Even with a lot of time on one’s hands – and recently we all have more of it than we thought possible – it’s not easy to find interesting shows or movies on the various streaming services: partly because the so-called algorithms that should learn from the users’ choices are far from perfect, and partly because the blurbs for any given offering are rarely worded in an appealing way. For these reasons I might have missed this show, based on a series of graphic novels created by Gabriel Rodriguez and Joe Hill, if not for the mention of a fellow blogger (thanks Lashaan!!), which prompted me to learn more and to take a look at this intriguing and entertaining series.
In short, after the murder of Rendell Locke his widow Nina and their three children – Tyler, Kinsey and Bode – move back to Rendell’s old hometown of Matheson and relocate in the family home, an old mansion called Keyhouse. If younger Bode is entranced by the big house and the possibility to explore it, the teenaged Tyler and Kinsey are far less sanguine about being uprooted from everything familiar: on top of the trauma for their father’s death they are starting over in a new school and have to deal with the dynamics of a small town and the gossipy hints of a past involving Rendell and his friends – events that no one seems inclined to openly talk about. Still, these problems go on the back burner once Bode starts finding some strangely-shaped keys all over the house, keys that exhibit weird properties and set in motion unsettling and even scary events that will require all of their wits to be handled.
Where at first this show looked like your classic teen drama, something that almost drove me to stop watching there and then, it soon became clear that there was much more to it and that’s when I became invested in the story and was able to sit down and enjoy the ride. The first element that drew my attention was the house itself and I have to compliment the show’s creators for bestowing on the Keyhouse set a fascinating blend of haunted house and treasure trove and giving it its own personality, almost turning it into a character. I was fascinated by the mystery of the appearing keys that seemed to become visible only when it was the time to manifest themselves and I was strongly reminded of those online “hidden object” games where you have to find a certain number of items, some of them plainly visible while others are disguised in the background and require a sort of… viewing gymnastics to be found.
The keys that the Locke siblings find are hidden in a similar way, and they reveal themselves slowly, masked by other items of furniture or decoration, which gives the story its game-like quality, where each new level brings the players closer to the goal. These keys also offer the first elements of dread in the story, because where some of them are used in the conventional way, others are inserted in the body of the person wielding them, and if there is no evidence of pain in such act, it does nonetheless elicit a shiver of apprehension in the watchers: you don’t need blood and gore to experience body horror, after all… Visuals – eerie, disturbing and sometimes downright ghastly visuals – are one of the best elements of this series, establishing its overall tone that goes from the purely magical to the dreamlike, and to the totally chilling as well.

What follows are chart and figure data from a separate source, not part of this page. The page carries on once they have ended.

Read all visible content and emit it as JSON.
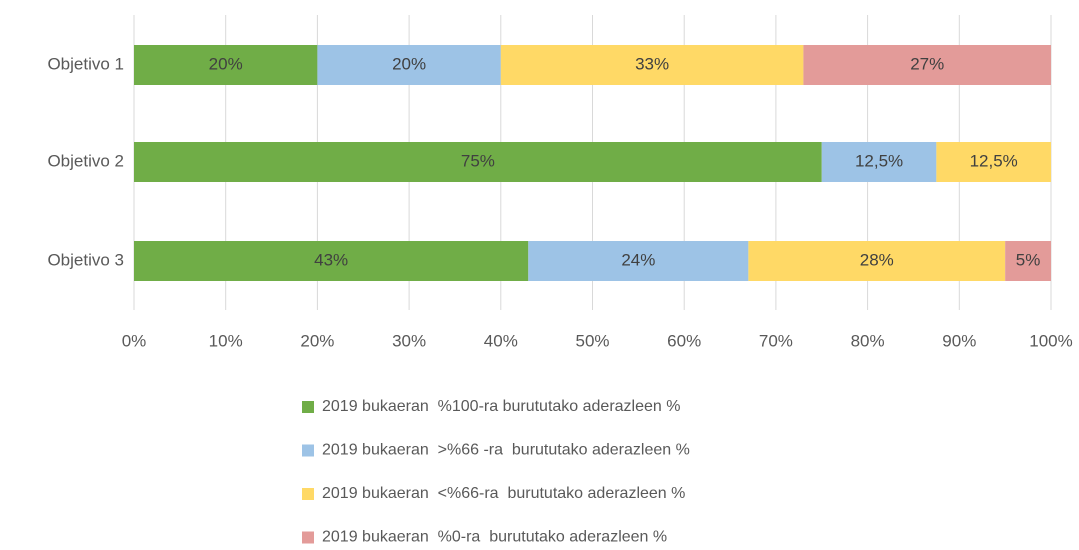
{
  "chart_data": {
    "type": "stacked-bar-horizontal",
    "categories": [
      "Objetivo 1",
      "Objetivo 2",
      "Objetivo 3"
    ],
    "series": [
      {
        "name": "2019 bukaeran  %100-ra burututako aderazleen %",
        "color": "#70ad47",
        "values": [
          20,
          75,
          43
        ],
        "value_labels": [
          "20%",
          "75%",
          "43%"
        ]
      },
      {
        "name": "2019 bukaeran  >%66 -ra  burututako aderazleen %",
        "color": "#9dc3e6",
        "values": [
          20,
          12.5,
          24
        ],
        "value_labels": [
          "20%",
          "12,5%",
          "24%"
        ]
      },
      {
        "name": "2019 bukaeran  <%66-ra  burututako aderazleen %",
        "color": "#ffd966",
        "values": [
          33,
          12.5,
          28
        ],
        "value_labels": [
          "33%",
          "12,5%",
          "28%"
        ]
      },
      {
        "name": "2019 bukaeran  %0-ra  burututako aderazleen %",
        "color": "#e39b99",
        "values": [
          27,
          null,
          5
        ],
        "value_labels": [
          "27%",
          null,
          "5%"
        ]
      }
    ],
    "xlim": [
      0,
      100
    ],
    "xticks": [
      {
        "value": 0,
        "label": "0%"
      },
      {
        "value": 10,
        "label": "10%"
      },
      {
        "value": 20,
        "label": "20%"
      },
      {
        "value": 30,
        "label": "30%"
      },
      {
        "value": 40,
        "label": "40%"
      },
      {
        "value": 50,
        "label": "50%"
      },
      {
        "value": 60,
        "label": "60%"
      },
      {
        "value": 70,
        "label": "70%"
      },
      {
        "value": 80,
        "label": "80%"
      },
      {
        "value": 90,
        "label": "90%"
      },
      {
        "value": 100,
        "label": "100%"
      }
    ],
    "grid": true,
    "legend": "bottom"
  }
}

The characters form an interesting mix, starting from the two older kids, Tyler and Kelsey, who have to deal with many difficult emotions on top of the natural transition toward adulthood: they are often at odds with each other but at the same time it’s easy to see the bonds of love and care underlying the surface animosity; I like the way they have to be more adult and responsible than their age warrants because their mother seems absent at times (and along the way we see the reason why), and they feel the need to protect her from further worries. Nina is indeed a character that annoyed me at times: if I could sympathize with her pain for the tragic loss of her husband, I could not condone her obliviousness to what was going on literally under her nose, or the fact that she often left her children to fend for themselves while she was out searching for clues on her late husbands’ past. Bode is portrayed as a smart child, and I liked the mix of innocence and wisdom he projects, but at times he’s too… perfect, for want of a better word – not “childlike” enough, and that seems contrived rather than natural, but I want to reserve my judgement for now. And then there is Dodge, the supernatural villain of the story, trying with every means to gather all the keys in the house for some as-yet-unrevealed purpose: the actress portraying her possesses a great interpretative range and moves from friendly to deadly with terrifying speed, while appearing to have the time of her life as she’s doing it.
The story alternates between the present and the flashbacks to the past, slowly uncovering the events that changed the life of Rendell Locke – and ultimately must have driven him to leave his home – and that brought on his early demise: in the end I thought I saw some sort of parallel between what happened to him and his circle of friends and what the three siblings, and their newfound friends, are facing in the present, which lays the foundations for what will probably be the continuation of the story. Still, the mystery and the uncanny situations that involve the Locke family, while important, don’t overshadow the themes of coming-of-age and dealing with loss that are at the roots of the story, together with the strengthening under pressure of the family bonds that acts as its core subject.
This first season of Locke & Key might not be perfect, but it’s an intriguing beginning which will surely drive me to see how the story progresses in the next seasons.